In the earlier days of computer programming, where punch cards were used to store our applications, there were a variety of ways to keep your code in order. One such method was to draw an arrow on the side of the card, and you would visually be able to see that your card stack is correct or not, another such item was the IBM Card Sorter. The card sorter would inspect the cards and sort them based on the punches, this helped reduce a significant amount of time for manual sorting of punch cards and freed up application developers to work on the problems their applications were designed to solve.

So what does the short history lesson have to help us in this modern age of software craftsmanship? Tools, use them! Some developers have built up a measure of pride that they do not use any help from code analytic aids; they can do everything they need in a simple text editor.
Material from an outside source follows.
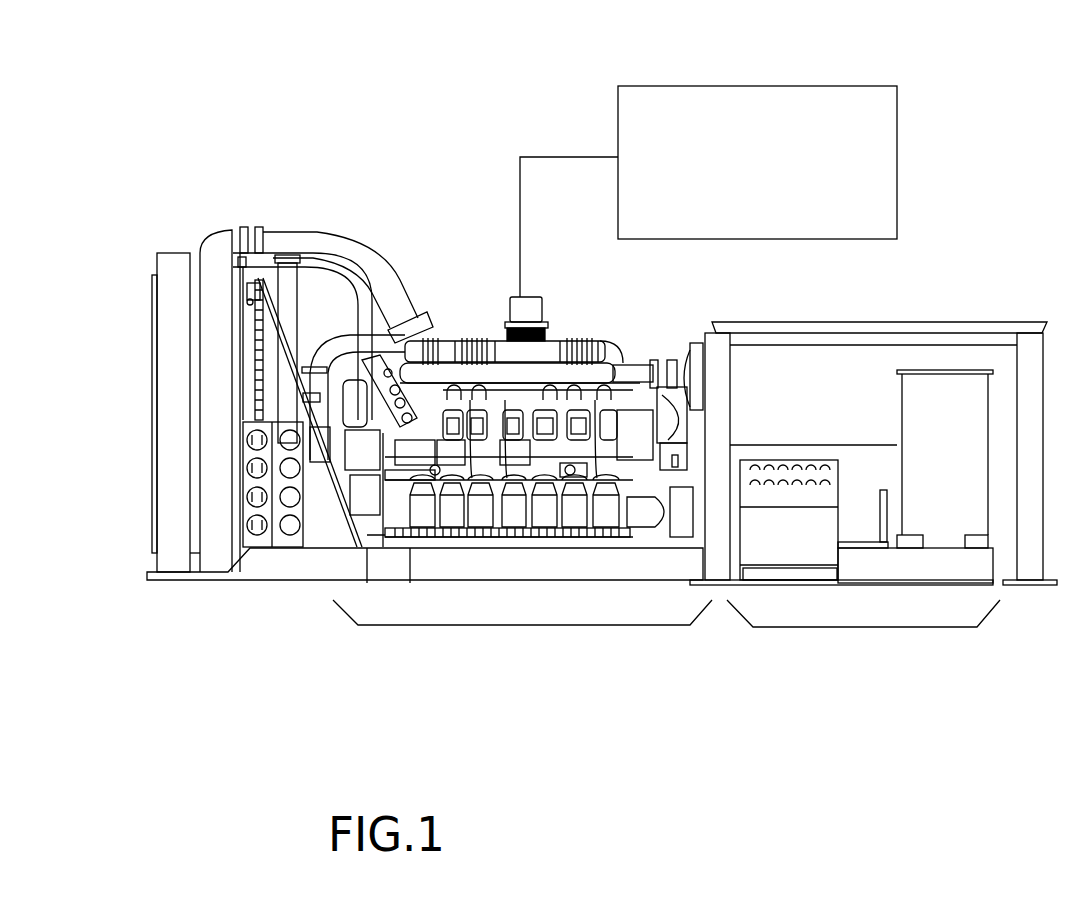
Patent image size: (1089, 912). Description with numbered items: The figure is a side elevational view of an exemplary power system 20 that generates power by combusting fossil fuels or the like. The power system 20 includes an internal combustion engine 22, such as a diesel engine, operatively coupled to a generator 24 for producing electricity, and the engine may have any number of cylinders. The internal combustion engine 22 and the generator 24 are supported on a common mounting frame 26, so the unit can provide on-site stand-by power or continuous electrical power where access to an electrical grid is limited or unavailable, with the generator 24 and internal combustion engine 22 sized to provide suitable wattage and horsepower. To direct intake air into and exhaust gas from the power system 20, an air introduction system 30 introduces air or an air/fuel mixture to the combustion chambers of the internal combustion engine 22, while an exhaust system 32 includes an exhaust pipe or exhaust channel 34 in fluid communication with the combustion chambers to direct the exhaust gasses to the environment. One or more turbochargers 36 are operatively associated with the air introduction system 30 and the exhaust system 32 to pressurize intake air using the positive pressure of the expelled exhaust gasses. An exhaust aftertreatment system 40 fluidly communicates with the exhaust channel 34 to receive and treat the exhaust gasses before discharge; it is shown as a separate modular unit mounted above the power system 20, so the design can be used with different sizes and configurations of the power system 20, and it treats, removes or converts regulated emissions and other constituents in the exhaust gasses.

The ability to write an application with just a text editor and have it working is great, but when the typical program is over a 100 lines of code, knowing that you had written the right code without any side effects become difficult. And pride does not write applications that are maintainable pride produces artifacts that feeds itself. Leaving challenges and problems to be solved, so it can say I solved this problem, or I was able to add this feature in what appeared to be impossible. So leave your pride outside and use the tools that exist to write your applications.

We have a large number of tools that have been produced to help aid with the development of JavaScript applications, for debugging, linters for coding practices and catching unintentional side effects, etc. The list is more extensive today than it was ten years ago, where the best way to debug your code was to throw alert statements in your application and try to see why it was breaking. 

Add to your development pipeline all the tools you need to help your code to be the best it can be. Remember the code we write is not written for machines to understand, if that were the case we would still be writing in binary perhaps assembly, it is for humans! And as humans, we need to communicate the intent of what we expect the application to do so that when someone else comes in to fix a bug, they do not have to spend hours figuring out the code’s intention and focus on fixing the bug or adding the new feature quickly. All this, in the end, is so that our customers gain the value from our applications that we have written.